For paired analyses we multiplied the normalization factors relative to the two diseases (see materials and methods), and used the paired normalization factor to optimize the observed/expected ratio of interactor sharing. This resulted in an interactor score for each disease pair (Figure 2). So, if on the one hand the p-values relative to the inter-disease relatedness may reflect the shared interactome among diseases, on the other hand the interactor score might flatten or enhance some of these observations as it corrects for annotation bias. Therefore, both the p-values and the interactor scores have to be considered while interpreting the results. The interactor scores confirmed the close association among disease pairs in the autoimmune group (Figure 2). Surprisingly, the highest scores appeared in Alz-Park and T1D-Alz pairs. Therefore, even after eliminating the possible bias introduced by database annotation, the T1D-Alz pair maintained high association levels.
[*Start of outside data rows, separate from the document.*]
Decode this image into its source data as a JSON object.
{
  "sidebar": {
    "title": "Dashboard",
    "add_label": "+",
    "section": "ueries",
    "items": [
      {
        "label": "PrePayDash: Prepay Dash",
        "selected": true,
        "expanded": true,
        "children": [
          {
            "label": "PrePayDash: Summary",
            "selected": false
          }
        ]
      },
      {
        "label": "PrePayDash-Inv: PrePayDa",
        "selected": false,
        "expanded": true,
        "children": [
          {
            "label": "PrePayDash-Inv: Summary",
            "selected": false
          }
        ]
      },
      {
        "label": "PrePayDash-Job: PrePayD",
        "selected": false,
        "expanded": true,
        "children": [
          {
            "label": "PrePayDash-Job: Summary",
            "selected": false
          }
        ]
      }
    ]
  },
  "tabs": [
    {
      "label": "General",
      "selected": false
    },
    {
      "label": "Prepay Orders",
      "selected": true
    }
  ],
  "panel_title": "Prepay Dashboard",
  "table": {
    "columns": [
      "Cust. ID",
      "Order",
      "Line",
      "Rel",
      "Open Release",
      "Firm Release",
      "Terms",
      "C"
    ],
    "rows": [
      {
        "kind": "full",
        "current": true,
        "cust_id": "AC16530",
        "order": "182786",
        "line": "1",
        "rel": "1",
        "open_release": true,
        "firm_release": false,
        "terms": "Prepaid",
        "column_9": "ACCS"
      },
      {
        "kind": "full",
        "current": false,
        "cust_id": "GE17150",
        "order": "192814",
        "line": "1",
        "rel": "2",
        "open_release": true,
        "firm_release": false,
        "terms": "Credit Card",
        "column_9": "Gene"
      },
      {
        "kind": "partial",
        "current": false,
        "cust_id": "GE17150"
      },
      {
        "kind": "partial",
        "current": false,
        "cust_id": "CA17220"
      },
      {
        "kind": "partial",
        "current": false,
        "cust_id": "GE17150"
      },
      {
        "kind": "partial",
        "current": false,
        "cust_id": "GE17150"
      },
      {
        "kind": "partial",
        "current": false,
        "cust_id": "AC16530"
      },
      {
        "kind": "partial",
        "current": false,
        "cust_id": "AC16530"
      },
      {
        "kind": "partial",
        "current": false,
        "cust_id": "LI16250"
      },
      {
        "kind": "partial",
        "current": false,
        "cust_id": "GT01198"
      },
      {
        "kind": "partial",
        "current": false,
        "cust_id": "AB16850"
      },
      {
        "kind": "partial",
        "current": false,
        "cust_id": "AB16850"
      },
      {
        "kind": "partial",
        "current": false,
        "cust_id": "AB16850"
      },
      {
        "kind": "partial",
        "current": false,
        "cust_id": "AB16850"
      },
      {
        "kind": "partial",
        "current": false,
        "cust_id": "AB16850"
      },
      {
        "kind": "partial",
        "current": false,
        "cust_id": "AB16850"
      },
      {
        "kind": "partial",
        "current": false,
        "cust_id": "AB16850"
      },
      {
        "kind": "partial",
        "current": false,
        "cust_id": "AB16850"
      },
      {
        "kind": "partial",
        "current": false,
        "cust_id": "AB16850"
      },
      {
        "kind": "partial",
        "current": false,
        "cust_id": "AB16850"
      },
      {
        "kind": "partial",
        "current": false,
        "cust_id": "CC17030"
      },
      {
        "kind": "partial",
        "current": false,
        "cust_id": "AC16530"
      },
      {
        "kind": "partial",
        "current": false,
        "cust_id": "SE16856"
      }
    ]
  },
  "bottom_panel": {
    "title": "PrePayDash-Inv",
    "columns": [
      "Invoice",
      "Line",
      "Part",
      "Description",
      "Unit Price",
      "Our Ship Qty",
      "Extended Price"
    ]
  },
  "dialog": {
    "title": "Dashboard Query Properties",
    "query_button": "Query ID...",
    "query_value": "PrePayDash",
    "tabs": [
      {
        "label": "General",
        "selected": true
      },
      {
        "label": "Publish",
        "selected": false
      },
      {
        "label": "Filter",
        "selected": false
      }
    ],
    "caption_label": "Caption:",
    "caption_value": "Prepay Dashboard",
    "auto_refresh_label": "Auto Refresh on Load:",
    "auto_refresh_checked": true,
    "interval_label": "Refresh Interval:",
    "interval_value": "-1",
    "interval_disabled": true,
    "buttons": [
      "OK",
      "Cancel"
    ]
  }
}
Biological themes in autoimmune and/or neurodegenerative interactomes
In order to identify the biological themes embedded in each interactome, we used the ToppGene suite, an online tool for functional enrichment analysis. A Bonferroni corrected p-value of 0.05 was used to extract the significant biological pathways reported by three distinct databases (CGAP-BioCarta, KEGG and Panther). The highest number of pathways was reported in T1D followed by MS, RA, Alz and Park respectively (Table S6). Furthermore, we tabulated the shared pathways among diseases and grouped them according to the database in seven main categories: Growth factor/Hormone signaling, Innate/Adaptive immunity, Cell cycle and apoptosis, Cancer, Adhesion, Host response and Other (Figure 3). The combined statistical significance of the pathway enrichments is also listed in Figure 3. The majority of shared pathways were categorized in Growth factor/Hormone signaling, followed by Innate/Adaptive immunity and Cell cycle and apoptosis, while categories like Cancer, Host response and Other appeared in single databases.
In the Growth factor/Hormone signaling category, Panther indicated EGF, FGF and PDGF signaling pathways as shared by three diseases, Alz and T1D with MS or RA. The other pathways were shared exclusively by autoimmune diseases, with the exception of Angiogenesis that appeared both in T1D and Alz. In contrast to Panther, KEGG evidenced predominant pathway sharing among autoimmune disorders, except for the ErbB signaling present in Alz and in the three autoimmune diseases. CGAP-BioCarta exposed high concordances among Alz, T1D and MS. There were 10 pathways shared exclusively by these three diseases, among which EGF signaling and PDGF signaling were already reported by the Panther database. Many of the pathways common to these trios were related to tyrosine kinase signaling, such as Trka receptor signaling and Sprouty regulation of tyrosine kinases. Another remarkable observation was the sharing of the NGF pathway by MS and Alz. IGF-1 signaling, IL3 signaling, Insulin signaling and Growth hormone signaling pathways were shared exclusively by T1D and Alz. In addition, Park shared only three pathways with the autoimmune diseases, namely Ceramide signaling, Trefoil factors initiate mucosal signaling and Phosphoinositides and their downstream targets. Overall, pathways shared by the five diseases in the Growth factor/Hormone signaling category portrayed an undisputable association within the autoimmune group with the predominant presence of T1D. It also revealed that several biological themes related to tyrosine kinase signaling were shared among Alz, T1D and MS. Most unexpectedly, the analysis exposed numerous growth factor related pathways common to T1D and Alz.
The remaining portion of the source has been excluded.